1. Understand and manage your CASH.
Get a damn good handle on your outflows. Which are optional and which are essential ? Create a 12 month cash flow under worst case scenario circumstances and then break down what levers you can pull - what costs do you control and what can you affect?
2. Check your ego at the door and negotiate your pants off
Pride will kill your business right now. Develop a clear understanding of what financial help you will need, and get on the phone and ask for it. Call your banker - get extensions, changes to ratios on lending, lower rates. The big Canadian banks have just announced payment holidays on mortgages - get out any extension on capital that you can. Ditto for suppliers and landlords. They may all say no, but some might say yes, allowing you more flexibility to manage your cash.

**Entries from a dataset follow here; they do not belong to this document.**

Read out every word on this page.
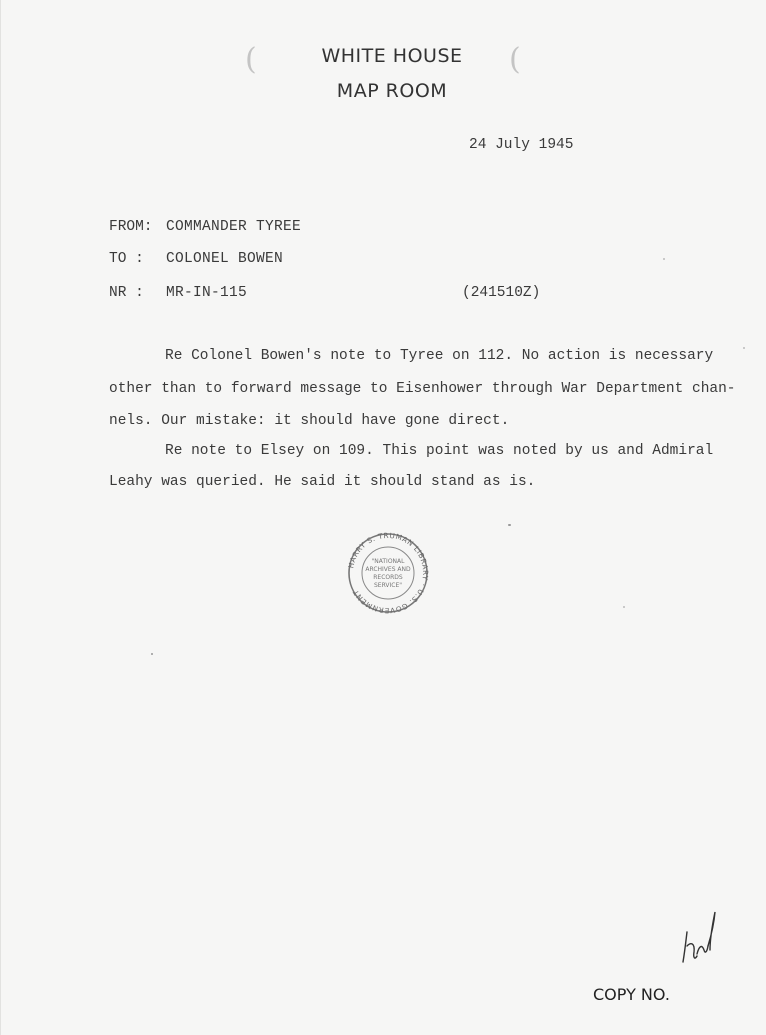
(	(
WHITE HOUSE
MAP ROOM
24 July 1945
FROM: COMMANDER TYREE
TO :	COLONEL BOWEN
NR :	MR-IN-115	(241510Z)
Re Colonel Bowen's note to Tyree on 112. No action is necessary
other than to forward message to Eisenhower through War Department chan-
nels. Our mistake: it should have gone direct.
Re note to Elsey on 109. This point was noted by us and Admiral
Leahy was queried. He said it should stand as is.
HARRY S. TRUMAN LIBRARY · U.S. GOVERNMENT
"NATIONAL
ARCHIVES AND
RECORDS
SERVICE"
COPY NO.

3. Look for alternate sources of income.
If you have a gym - sell online training to your clients. If you have a spa - offer to teach women how to do facial massage to eliminate the signs of aging. Why not use those email lists that you have and offer people stuck at home access to your services? If you have a restaurant - think of ways to guerrilla market your amazing takeout. Get creative and think in terms of opportunities, not limits right now.
Think about who else in business can your business support? I just got an email from a woman who has a monthly subscription box business serving kids - orders are surging because so many families are at home looking for something to do with school age kids at home for weeks on end. She has seen the opportunity to access other people lists and offer an affiliate program to others who want to do mail outs to their lists for her business. Who can you partner with to create a new stream of income ? This can either be by you helping them or them helping you.
5. Get in line
Government grants, programs, stimuli will likely be assessed and accessed on a first come and first served basis - so get your paperwork and assessment together. Now. Stay in tune with government programs as they roll out and get to the front of the line by applying early.
6. Be honest!
Communicate your plan to your staff and supply chain. No one wants any surprises and everyone is essentially in the same boat. If you see something coming – alert your stakeholders, so that you can all prepare together. Ensure you communicate clearly and understand government requirements and regulations. Do your best to be open and honest with everyone involved and you will build trust…..and we all know that business moves at the speed of trust.